Praktisi hukum sekaligus musisi, Deolipa Yumara, turut angkat suara mengenai isu ini. Dalam pernyataannya, Deolipa menegaskan bahwa meskipun izin tambang nikel di Raja Ampat secara hukum sah, aspek legalitas bukan satu-satunya ukuran. “Tambangnya memang punya izin, tapi apakah bijak menambang di kawasan yang identik dengan pariwisata dan ekosistem laut yang rapuh?” ujarnya kepada wartawan, Senin (9/6).
Dampak Tambang Nikel Terhadap Ekosistem Laut Raja Ampat
Selama ini, nama Raja Ampat identik dengan keindahan alam: air laut jernih, terumbu karang warna-warni, serta kekayaan hayati bawah laut yang luar biasa. Namun, dengan beroperasinya tambang nikel di wilayah tersebut, potensi kerusakan lingkungan mulai terlihat.
Menurut sejumlah pengamat lingkungan, partikel nikel yang terbawa arus laut bisa merusak habitat biota laut, mencemari perairan, serta menurunkan kualitas ekowisata. Ini menjadi ancaman serius bagi kelangsungan wisata berkelanjutan di Raja Ampat.
Izin Pertambangan Jadi Sorotan: Siapa Bertanggung Jawab?
Polemik juga menyasar pada asal-usul izin usaha pertambangan (IUP) yang dikeluarkan di kawasan konservasi tersebut. Izin tambang ini disebut-sebut sudah terbit sejak beberapa tahun lalu oleh pemerintah pusat, tanpa koordinasi maksimal antara kementerian pariwisata dan Kementerian ESDM.
“Apakah mereka tidak memperhitungkan dampak ekologis dan potensi kerusakan destinasi wisata unggulan Indonesia?” ucap salah seorang aktivis lingkungan lokal.
Warga Terbelah, Aktivis Melawan Lewat Karya Seni
Di tengah konflik ini, masyarakat lokal terpecah. Sebagian mendukung tambang demi alasan ekonomi, namun banyak juga yang menolak keras karena khawatir akan dampak kerusakan lingkungan jangka panjang. Beberapa seniman lokal bahkan menciptakan lagu protes sebagai bentuk perlawanan terhadap eksploitasi yang mereka nilai merusak tanah kelahiran mereka.
“Kami tidak sekadar berkarya, tapi kini menuntut pemerintah untuk bertanggung jawab atas izin yang mencemari Raja Ampat,” ujar Deolipa Yumara yang juga dikenal sebagai musisi peduli lingkungan.

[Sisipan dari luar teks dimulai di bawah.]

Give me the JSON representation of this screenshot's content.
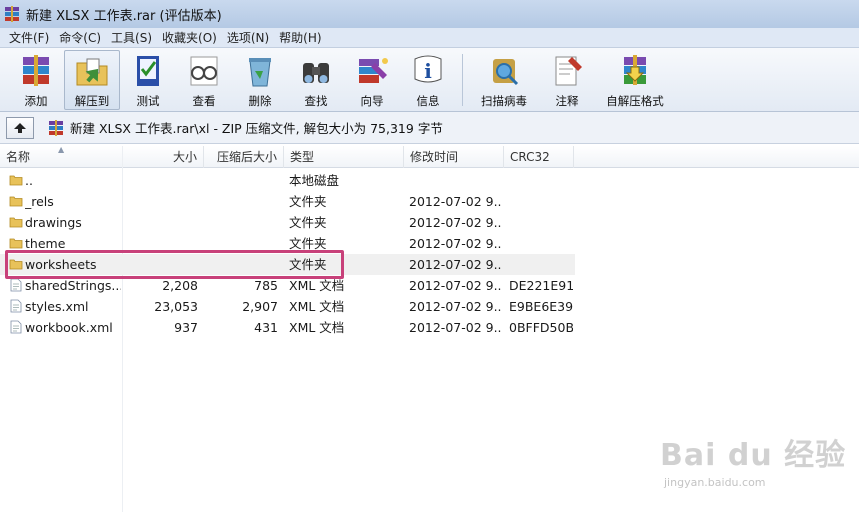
{
  "window": {
    "title": "新建 XLSX 工作表.rar (评估版本)"
  },
  "menu": [
    "文件(F)",
    "命令(C)",
    "工具(S)",
    "收藏夹(O)",
    "选项(N)",
    "帮助(H)"
  ],
  "toolbar": {
    "add": "添加",
    "extract_to": "解压到",
    "test": "测试",
    "view": "查看",
    "delete": "删除",
    "find": "查找",
    "wizard": "向导",
    "info": "信息",
    "virus_scan": "扫描病毒",
    "comment": "注释",
    "sfx": "自解压格式"
  },
  "address": {
    "path": "新建 XLSX 工作表.rar\\xl - ZIP 压缩文件, 解包大小为 75,319 字节"
  },
  "columns": {
    "name": "名称",
    "size": "大小",
    "packed": "压缩后大小",
    "type": "类型",
    "modified": "修改时间",
    "crc": "CRC32"
  },
  "files": [
    {
      "name": "..",
      "size": "",
      "packed": "",
      "type": "本地磁盘",
      "modified": "",
      "crc": "",
      "icon": "folder"
    },
    {
      "name": "_rels",
      "size": "",
      "packed": "",
      "type": "文件夹",
      "modified": "2012-07-02 9...",
      "crc": "",
      "icon": "folder"
    },
    {
      "name": "drawings",
      "size": "",
      "packed": "",
      "type": "文件夹",
      "modified": "2012-07-02 9...",
      "crc": "",
      "icon": "folder"
    },
    {
      "name": "theme",
      "size": "",
      "packed": "",
      "type": "文件夹",
      "modified": "2012-07-02 9...",
      "crc": "",
      "icon": "folder"
    },
    {
      "name": "worksheets",
      "size": "",
      "packed": "",
      "type": "文件夹",
      "modified": "2012-07-02 9...",
      "crc": "",
      "icon": "folder"
    },
    {
      "name": "sharedStrings....",
      "size": "2,208",
      "packed": "785",
      "type": "XML 文档",
      "modified": "2012-07-02 9...",
      "crc": "DE221E91",
      "icon": "xml"
    },
    {
      "name": "styles.xml",
      "size": "23,053",
      "packed": "2,907",
      "type": "XML 文档",
      "modified": "2012-07-02 9...",
      "crc": "E9BE6E39",
      "icon": "xml"
    },
    {
      "name": "workbook.xml",
      "size": "937",
      "packed": "431",
      "type": "XML 文档",
      "modified": "2012-07-02 9...",
      "crc": "0BFFD50B",
      "icon": "xml"
    }
  ],
  "selected_row": 4,
  "watermark": {
    "logo": "Bai du 经验",
    "sub": "jingyan.baidu.com"
  },
  "colors": {
    "highlight": "#c8417a",
    "folder": "#e8c25a"
  }
}
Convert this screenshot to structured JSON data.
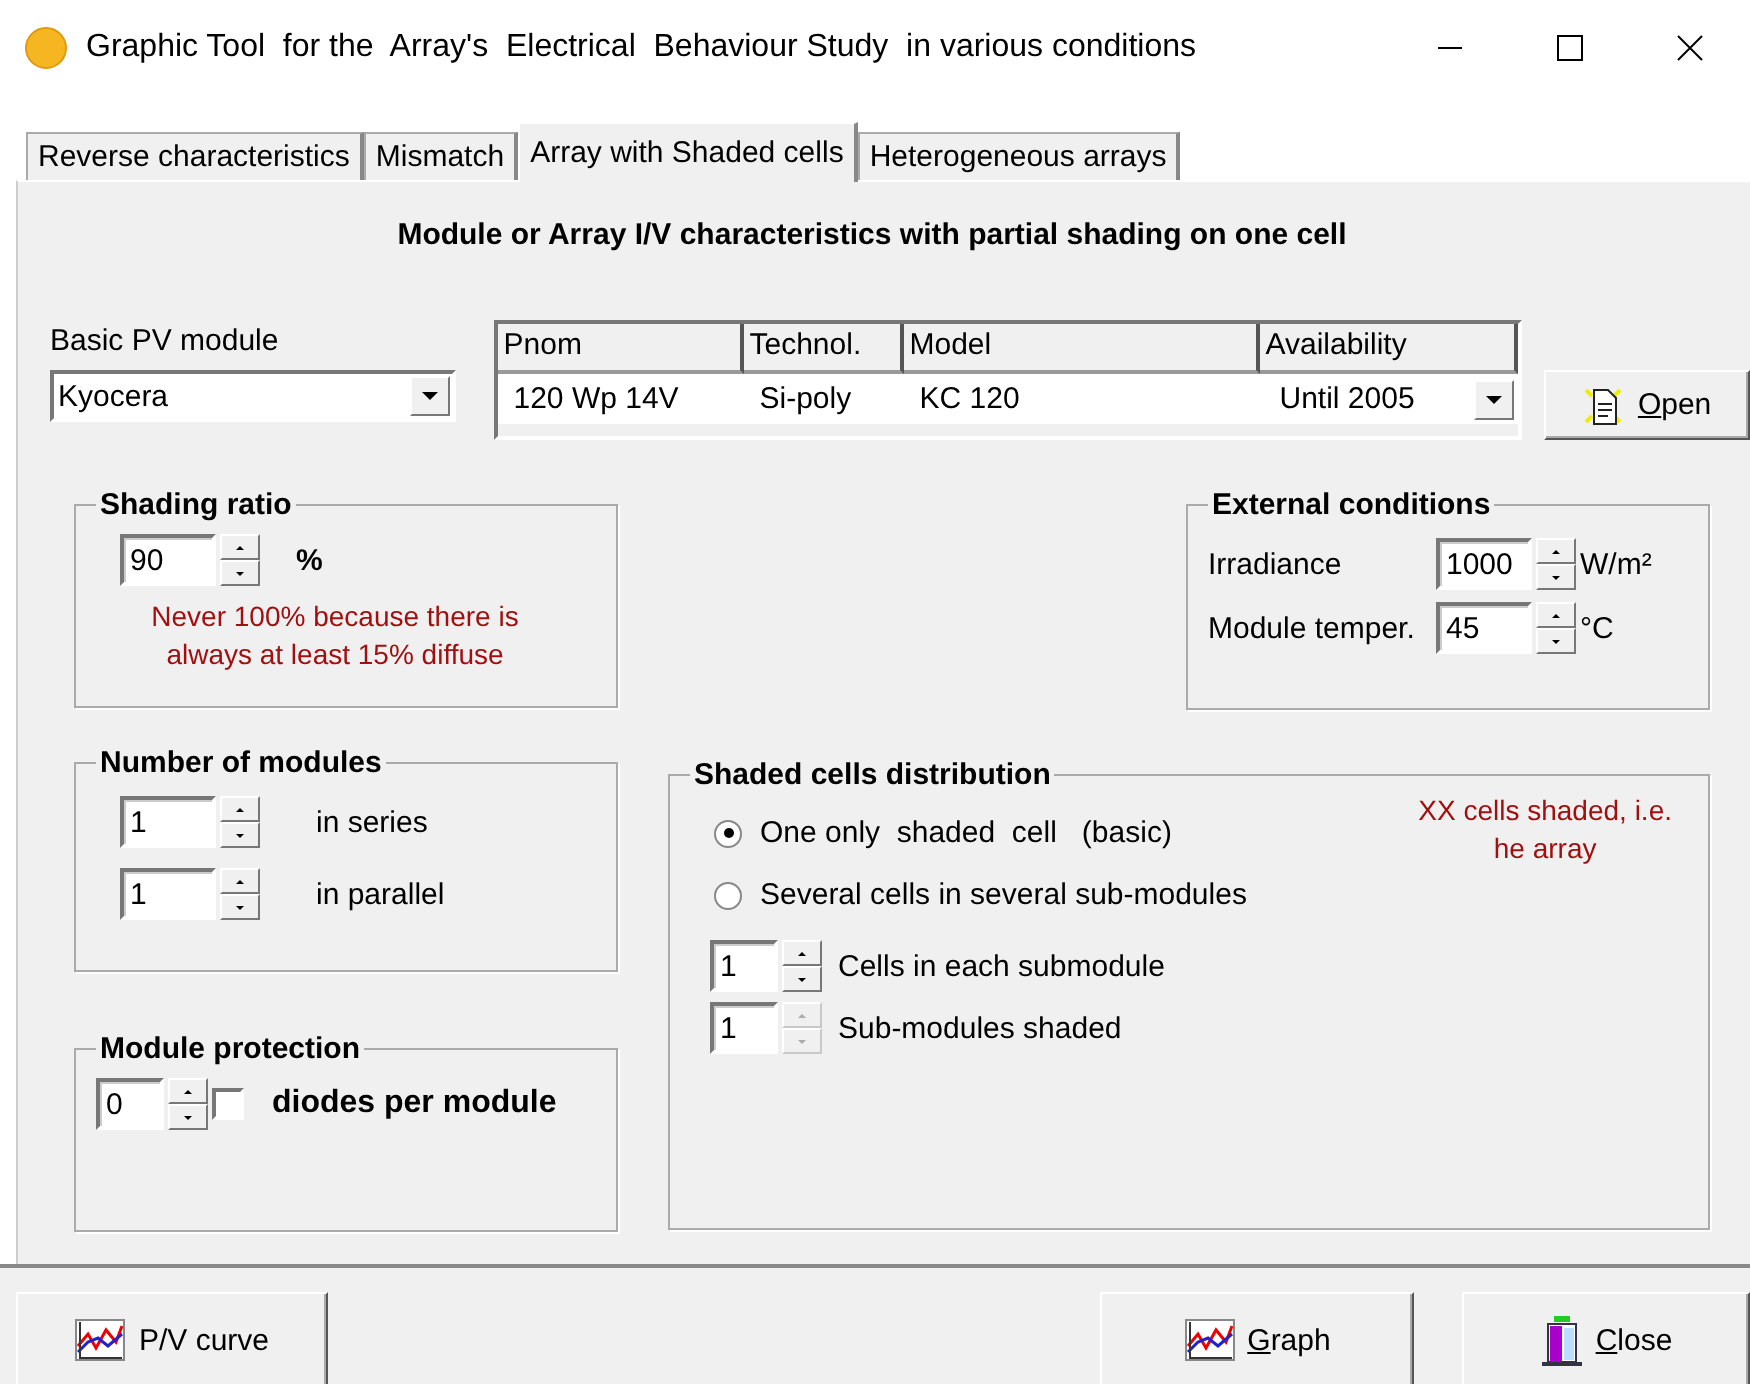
{
  "window": {
    "title": "Graphic Tool  for the  Array's  Electrical  Behaviour Study  in various conditions"
  },
  "tabs": [
    {
      "label": "Reverse characteristics",
      "selected": false
    },
    {
      "label": "Mismatch",
      "selected": false
    },
    {
      "label": "Array with Shaded cells",
      "selected": true
    },
    {
      "label": "Heterogeneous arrays",
      "selected": false
    }
  ],
  "heading": "Module or Array I/V characteristics with partial shading on one cell",
  "module": {
    "label": "Basic PV module",
    "value": "Kyocera"
  },
  "module_table": {
    "columns": [
      "Pnom",
      "Technol.",
      "Model",
      "Availability"
    ],
    "row": [
      "120 Wp 14V",
      "Si-poly",
      "KC 120",
      "Until 2005"
    ]
  },
  "open_button": {
    "label": "Open",
    "mnemonic": true
  },
  "shading_ratio": {
    "title": "Shading ratio",
    "value": "90",
    "unit": "%",
    "note": "Never 100% because there is always at least 15% diffuse"
  },
  "external_conditions": {
    "title": "External conditions",
    "fields": [
      {
        "label": "Irradiance",
        "value": "1000",
        "unit": "W/m²"
      },
      {
        "label": "Module temper.",
        "value": "45",
        "unit": "°C"
      }
    ]
  },
  "number_of_modules": {
    "title": "Number of modules",
    "fields": [
      {
        "value": "1",
        "label": "in series"
      },
      {
        "value": "1",
        "label": "in parallel"
      }
    ]
  },
  "module_protection": {
    "title": "Module protection",
    "value": "0",
    "checked": false,
    "label": "diodes per module"
  },
  "shaded_cells_distribution": {
    "title": "Shaded cells distribution",
    "options": [
      {
        "label": "One only  shaded  cell   (basic)",
        "selected": true
      },
      {
        "label": "Several cells in several sub-modules",
        "selected": false
      }
    ],
    "note": [
      "XX cells shaded, i.e.",
      "he array"
    ],
    "fields": [
      {
        "value": "1",
        "label": "Cells in each submodule",
        "disabled": false
      },
      {
        "value": "1",
        "label": "Sub-modules shaded",
        "disabled": true
      }
    ]
  },
  "buttons": [
    {
      "label": "P/V curve",
      "kind": "chart",
      "mnemonic": false
    },
    {
      "label": "Graph",
      "kind": "chart",
      "mnemonic": true
    },
    {
      "label": "Close",
      "kind": "door",
      "mnemonic": true
    }
  ]
}
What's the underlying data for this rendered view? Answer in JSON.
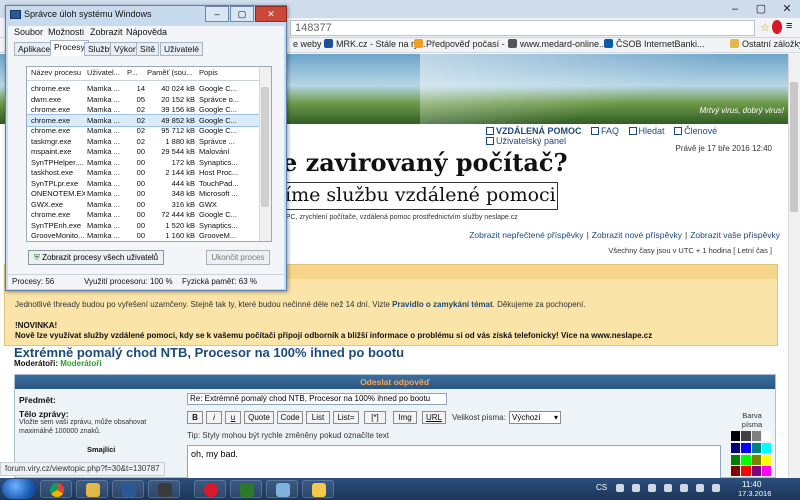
{
  "browser": {
    "url_fragment": "148377",
    "bookmarks": [
      {
        "label": "e weby"
      },
      {
        "label": "MRK.cz - Stále na ry..."
      },
      {
        "label": "Předpověď počasí - ..."
      },
      {
        "label": "www.medard-online..."
      },
      {
        "label": "ČSOB InternetBanki..."
      },
      {
        "label": "Ostatní záložky"
      }
    ],
    "status_url": "forum.viry.cz/viewtopic.php?f=30&t=130787"
  },
  "page": {
    "slogan": "Mrtvý virus, dobrý virus!",
    "nav": {
      "remote_help": "VZDÁLENÁ POMOC",
      "faq": "FAQ",
      "search": "Hledat",
      "members": "Členové",
      "user_panel": "Uživatelský panel"
    },
    "datetime": "Právě je 17 bře 2016 12:40",
    "headline": "e zavirovaný počítač?",
    "tagline": "íme službu vzdálené pomoci!",
    "subline": "í PC, zrychlení počítače, vzdálená pomoc prostřednictvím služby neslape.cz",
    "userlinks": {
      "unread": "Zobrazit nepřečtené příspěvky",
      "new": "Zobrazit nové příspěvky",
      "own": "Zobrazit vaše příspěvky"
    },
    "timezone": "Všechny časy jsou v UTC + 1 hodina [ Letní čas ]",
    "notice": {
      "line1_before": "Jednotlivé thready budou po vyřešení uzamčeny. Stejně tak ty, které budou nečinné déle než 14 dní. Vizte ",
      "line1_link": "Pravidlo o zamykání témat",
      "line1_after": ". Děkujeme za pochopení.",
      "line2": "!NOVINKA!",
      "line3": "Nově lze využívat služby vzdálené pomoci, kdy se k vašemu počítači připojí odborník a bližší informace o problému si od vás získá telefonicky! Více na www.neslape.cz"
    },
    "topic_title": "Extrémně pomalý chod NTB, Procesor na 100% ihned po bootu",
    "moderators_label": "Moderátoři:",
    "moderators_value": "Moderátoři",
    "post": {
      "header": "Odeslat odpověď",
      "subject_label": "Předmět:",
      "subject_value": "Re: Extrémně pomalý chod NTB, Procesor na 100% ihned po bootu",
      "message_label": "Tělo zprávy:",
      "message_help": "Vložte sem vaši zprávu, může obsahovat maximálně 100000 znaků.",
      "smileys": "Smajlíci",
      "buttons": [
        "B",
        "i",
        "u",
        "Quote",
        "Code",
        "List",
        "List=",
        "[*]",
        "Img",
        "URL"
      ],
      "font_size_label": "Velikost písma:",
      "font_size_value": "Výchozí",
      "tip": "Tip: Styly mohou být rychle změněny pokud označíte text",
      "text": "oh, my bad.",
      "color_label": "Barva písma",
      "palette": [
        "#000000",
        "#404040",
        "#808080",
        "#ffffff",
        "#00007f",
        "#0000ff",
        "#007f7f",
        "#00ffff",
        "#007f00",
        "#00ff00",
        "#7f7f00",
        "#ffff00",
        "#7f0000",
        "#ff0000",
        "#7f007f",
        "#ff00ff"
      ]
    }
  },
  "taskmanager": {
    "title": "Správce úloh systému Windows",
    "menu": [
      "Soubor",
      "Možnosti",
      "Zobrazit",
      "Nápověda"
    ],
    "tabs": [
      "Aplikace",
      "Procesy",
      "Služby",
      "Výkon",
      "Sítě",
      "Uživatelé"
    ],
    "active_tab": "Procesy",
    "columns": [
      "Název procesu",
      "Uživatel...",
      "P...",
      "Paměť (sou...",
      "Popis"
    ],
    "rows": [
      [
        "chrome.exe",
        "Mamka ...",
        "14",
        "40 024 kB",
        "Google C..."
      ],
      [
        "dwm.exe",
        "Mamka ...",
        "05",
        "20 152 kB",
        "Správce o..."
      ],
      [
        "chrome.exe",
        "Mamka ...",
        "02",
        "39 156 kB",
        "Google C..."
      ],
      [
        "chrome.exe",
        "Mamka ...",
        "02",
        "49 852 kB",
        "Google C..."
      ],
      [
        "chrome.exe",
        "Mamka ...",
        "02",
        "95 712 kB",
        "Google C..."
      ],
      [
        "taskmgr.exe",
        "Mamka ...",
        "02",
        "1 880 kB",
        "Správce ..."
      ],
      [
        "mspaint.exe",
        "Mamka ...",
        "00",
        "29 544 kB",
        "Malování"
      ],
      [
        "SynTPHelper....",
        "Mamka ...",
        "00",
        "172 kB",
        "Synaptics..."
      ],
      [
        "taskhost.exe",
        "Mamka ...",
        "00",
        "2 144 kB",
        "Host Proc..."
      ],
      [
        "SynTPLpr.exe",
        "Mamka ...",
        "00",
        "444 kB",
        "TouchPad..."
      ],
      [
        "ONENOTEM.EXE",
        "Mamka ...",
        "00",
        "348 kB",
        "Microsoft ..."
      ],
      [
        "GWX.exe",
        "Mamka ...",
        "00",
        "316 kB",
        "GWX"
      ],
      [
        "chrome.exe",
        "Mamka ...",
        "00",
        "72 444 kB",
        "Google C..."
      ],
      [
        "SynTPEnh.exe",
        "Mamka ...",
        "00",
        "1 520 kB",
        "Synaptics..."
      ],
      [
        "GrooveMonito...",
        "Mamka ...",
        "00",
        "1 160 kB",
        "GrooveM..."
      ]
    ],
    "selected_row": 3,
    "show_all_button": "Zobrazit procesy všech uživatelů",
    "end_process_button": "Ukončit proces",
    "status": {
      "processes": "Procesy: 56",
      "cpu": "Využití procesoru: 100 %",
      "memory": "Fyzická paměť: 63 %"
    }
  },
  "taskbar": {
    "language": "CS",
    "time": "11:40",
    "date": "17.3.2016"
  }
}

Desakan Pencabutan Izin dan Pemulihan Raja Ampat
Kini tekanan publik semakin besar. Para pegiat lingkungan, masyarakat adat, seniman, hingga praktisi hukum, bersatu menuntut pencabutan IUP dan penghentian total operasi tambang nikel. Tujuan utamanya adalah mengembalikan citra Raja Ampat sebagai ikon pariwisata Indonesia, sekaligus menjaga warisan alam untuk generasi mendatang.
“Kalau tidak dihentikan sekarang, keindahan Raja Ampat hanya akan tinggal cerita. Dan kerusakan yang terjadi akan sangat sulit dipulihkan,” tegas Deolipa.